Çocuklarımızın yüzlerindeki muzip ifadeye bağımlı değil miyiz?
Annelerimizin yumuşak kucağına,
Sevgilinin çıkar gözetmeyen ilgisine,
İyi bir yemekten sonra içilen kahveye,
Bir sahil kenarında biramızı yudumlamaya,
Baharda gelinciklerin nazlı nazlı salınımını izlemeye…
Kimi seks bağımlısıdır.
Kimi müzik bağımlısı…
Kimi antika bağımlısı…
Para bağımlısı…
Sigara, alkol bağımlısı…
Lezzet bağımlısı…

Örnekler binlerle çoğaltılabilir. Şu anda birçoğunuz:
-Bunların iyisi var kötüsü var, diyeceksiniz ve birden başka sorularla karşı karşıya kalacağız. Ben aslında oralara pek dalmak istemiyorum çünkü dünya üzerinde yüzlerce değişik kültür mevcut ve doğru ve yanlış olarak bağımlılığı sınıflamayı kendimize iş edinmek pek akıllıca olmayabilir. Sadece 'bağlılık' ve 'bağımlılık'ı birbirinden ayıran çok net sınırlar olmadığına dikkat çekmek istiyorum.

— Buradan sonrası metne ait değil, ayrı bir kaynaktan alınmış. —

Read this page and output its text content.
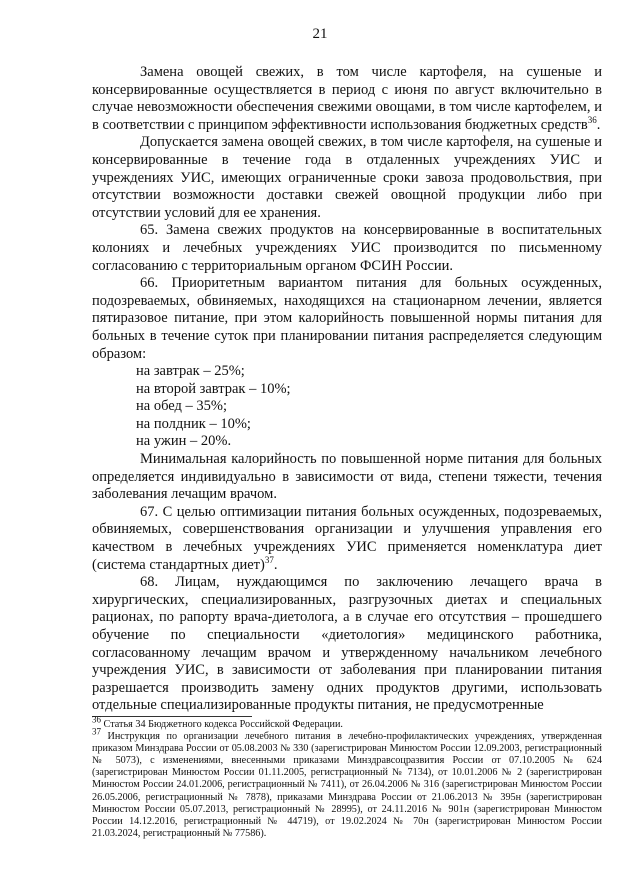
21

Замена овощей свежих, в том числе картофеля, на сушеные и консервированные осуществляется в период с июня по август включительно в случае невозможности обеспечения свежими овощами, в том числе картофелем, и в соответствии с принципом эффективности использования бюджетных средств$^{36}$.

Допускается замена овощей свежих, в том числе картофеля, на сушеные и консервированные в течение года в отдаленных учреждениях УИС и учреждениях УИС, имеющих ограниченные сроки завоза продовольствия, при отсутствии возможности доставки свежей овощной продукции либо при отсутствии условий для ее хранения.

65. Замена свежих продуктов на консервированные в воспитательных колониях и лечебных учреждениях УИС производится по письменному согласованию с территориальным органом ФСИН России.

66. Приоритетным вариантом питания для больных осужденных, подозреваемых, обвиняемых, находящихся на стационарном лечении, является пятиразовое питание, при этом калорийность повышенной нормы питания для больных в течение суток при планировании питания распределяется следующим образом:

на завтрак – 25%;
на второй завтрак – 10%;
на обед – 35%;
на полдник – 10%;
на ужин – 20%.

Минимальная калорийность по повышенной норме питания для больных определяется индивидуально в зависимости от вида, степени тяжести, течения заболевания лечащим врачом.

67. С целью оптимизации питания больных осужденных, подозреваемых, обвиняемых, совершенствования организации и улучшения управления его качеством в лечебных учреждениях УИС применяется номенклатура диет (система стандартных диет)$^{37}$.

68. Лицам, нуждающимся по заключению лечащего врача в хирургических, специализированных, разгрузочных диетах и специальных рационах, по рапорту врача-диетолога, а в случае его отсутствия – прошедшего обучение по специальности «диетология» медицинского работника, согласованному лечащим врачом и утвержденному начальником лечебного учреждения УИС, в зависимости от заболевания при планировании питания разрешается производить замену одних продуктов другими, использовать отдельные специализированные продукты питания, не предусмотренные

$^{36}$ Статья 34 Бюджетного кодекса Российской Федерации.

$^{37}$ Инструкция по организации лечебного питания в лечебно-профилактических учреждениях, утвержденная приказом Минздрава России от 05.08.2003 № 330 (зарегистрирован Минюстом России 12.09.2003, регистрационный № 5073), с изменениями, внесенными приказами Минздравсоцразвития России от 07.10.2005 № 624 (зарегистрирован Минюстом России 01.11.2005, регистрационный № 7134), от 10.01.2006 № 2 (зарегистрирован Минюстом России 24.01.2006, регистрационный № 7411), от 26.04.2006 № 316 (зарегистрирован Минюстом России 26.05.2006, регистрационный № 7878), приказами Минздрава России от 21.06.2013 № 395н (зарегистрирован Минюстом России 05.07.2013, регистрационный № 28995), от 24.11.2016 № 901н (зарегистрирован Минюстом России 14.12.2016, регистрационный № 44719), от 19.02.2024 № 70н (зарегистрирован Минюстом России 21.03.2024, регистрационный № 77586).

Bu dünyayı paylaşmakta olan diğer canlılar gibi, birincil olarak birbirimize ve diğer canlı türlerine bağımlıyız. Dolayısıyla her birimizin tek tek kafalarımızın içindeki o ütopik 'özgürlük' hayalini (özetle 'çokça param olsa da bir ada satın alsam' hayalidir o) bir tarafa bırakmamız gerekiyor. İnsanoğlunun 'bağımlı', ancak en başta 'birbirine bağımlı' olduğunu tüm dünyanın kabul etmesi durumunda, her bir bireyin bu durumu hazmedip diğer bağımlılıklarını ikinci sıraya koyabildiği anda,

Dünya gerçekten yaşanılası bir yer olacaktır.